I’m alright jack seems to be the common theme, fashionable for the time it would appear.
cue staff who can’t believe how good the terms and conditions are in the unionised company they have come to work for, having had irony by-passes performed on them in early childhood the tie in between union negotiated and those good terms goes straight past them.
so no union support from them, and they save a whole £14 a month in dues, but they don’t have any trouble pocketing the annual pay rises, nor taking full advantage (invariably being ■■■■ takers) of the full sick pay or pulling all sorts of strokes to avoid working normally, nor having their medicals, paid DCPC in work time, and all other expenses eg licence renewals medicals etc paid.
then they sidle up to us members and try to garner information about situations developing after union meetings they have no part in
look at what has happened to drivers terms and conditions in hire and reward, pray continue, lady thatcher would be proud of you hating unions almost as much as the old tories (and blairites)
by the way, yes i really am all right jack in my unionised job, just as the job before and the one before that, going back 3 decades and more, ta very much.
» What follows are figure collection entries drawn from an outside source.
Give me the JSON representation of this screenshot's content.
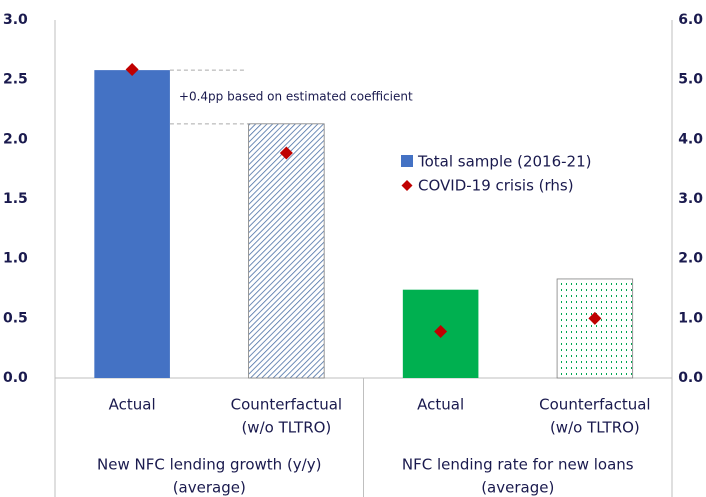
{
  "chart_data": {
    "type": "bar",
    "categories": [
      [
        "Actual"
      ],
      [
        "Counterfactual",
        "(w/o TLTRO)"
      ],
      [
        "Actual"
      ],
      [
        "Counterfactual",
        "(w/o TLTRO)"
      ]
    ],
    "groups": [
      [
        "New NFC lending growth (y/y)",
        "(average)"
      ],
      [
        "NFC lending rate for new loans",
        "(average)"
      ]
    ],
    "bar_colors": [
      "#4472c4",
      "#4472c4",
      "#00b050",
      "#00b050"
    ],
    "bar_styles": [
      "solid",
      "hatched",
      "solid",
      "dotted"
    ],
    "series": [
      {
        "name": "Total sample (2016-21)",
        "color": "#4472c4",
        "values": [
          2.58,
          2.13,
          0.74,
          0.83
        ]
      },
      {
        "name": "COVID-19 crisis (rhs)",
        "color": "#c00000",
        "axis": "y2",
        "values": [
          5.17,
          3.77,
          0.78,
          1.0
        ]
      }
    ],
    "annotation": "+0.4pp based on estimated coefficient",
    "ylim": [
      0,
      3
    ],
    "yticks": [
      {
        "value": 0,
        "label": "0.0"
      },
      0.5,
      {
        "value": 1,
        "label": "1.0"
      },
      1.5,
      {
        "value": 2,
        "label": "2.0"
      },
      2.5,
      {
        "value": 3,
        "label": "3.0"
      }
    ],
    "y2lim": [
      0,
      6
    ],
    "y2ticks": [
      {
        "value": 0,
        "label": "0.0"
      },
      {
        "value": 1,
        "label": "1.0"
      },
      {
        "value": 2,
        "label": "2.0"
      },
      {
        "value": 3,
        "label": "3.0"
      },
      {
        "value": 4,
        "label": "4.0"
      },
      {
        "value": 5,
        "label": "5.0"
      },
      {
        "value": 6,
        "label": "6.0"
      }
    ]
  }
}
no one is forced to form a union where they work, everyone has the right to carry on being shafted left right and centre and to winge on these very pages about it endlessly.
The union is not the suits and political game players at the top of some unions, they are just more suits and generally share no interest with us plebs having long forgotten where they came from, one notable exception being the late Bob Crow of the RMT who never forgot where he came from.
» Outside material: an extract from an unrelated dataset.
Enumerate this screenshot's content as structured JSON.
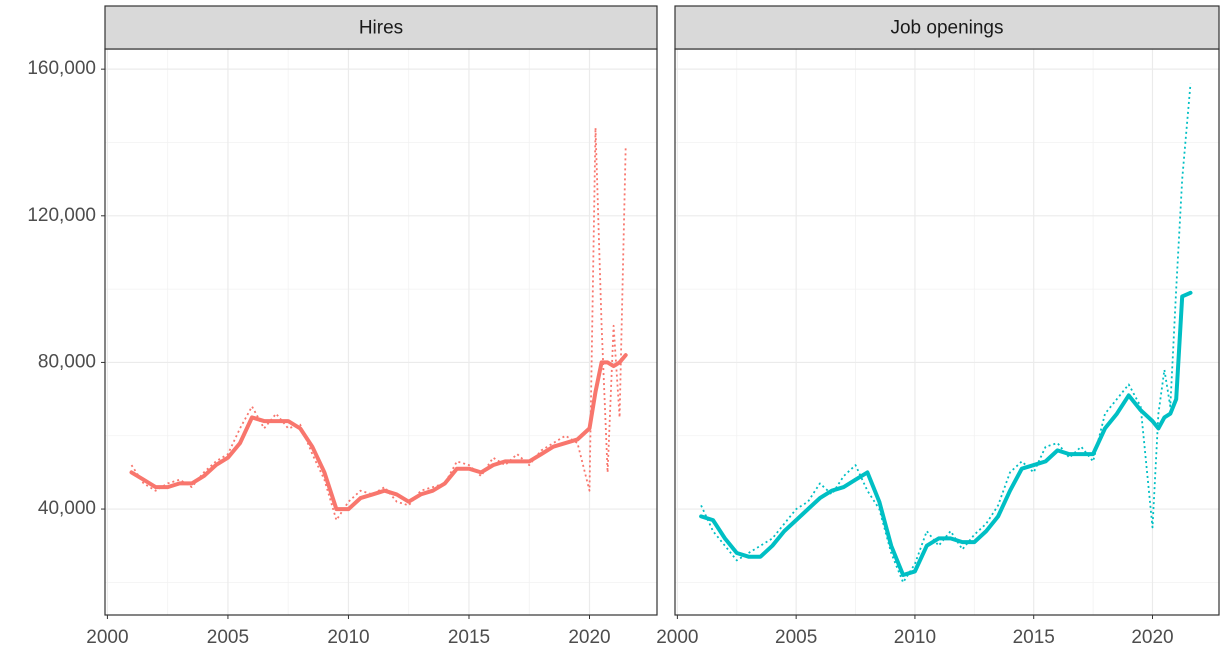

the union are the members (the workers) at the branch…no different in some ways to working for a big company, the top brass of which wouldn’t know you, nor care about you, any more than a bar of soap.
The rail unions are not scum, quite the opposite, their members are the last industrial workers to enjoy top rate t’s and c’s, whilst many lorry drivers (especially in hire and reward which is on its arse) are scandalously poorly paid and have been for years, the rail unions also recommended their members to vote for Brexit, again that was in the interests of the British working class generally and certainly their own members.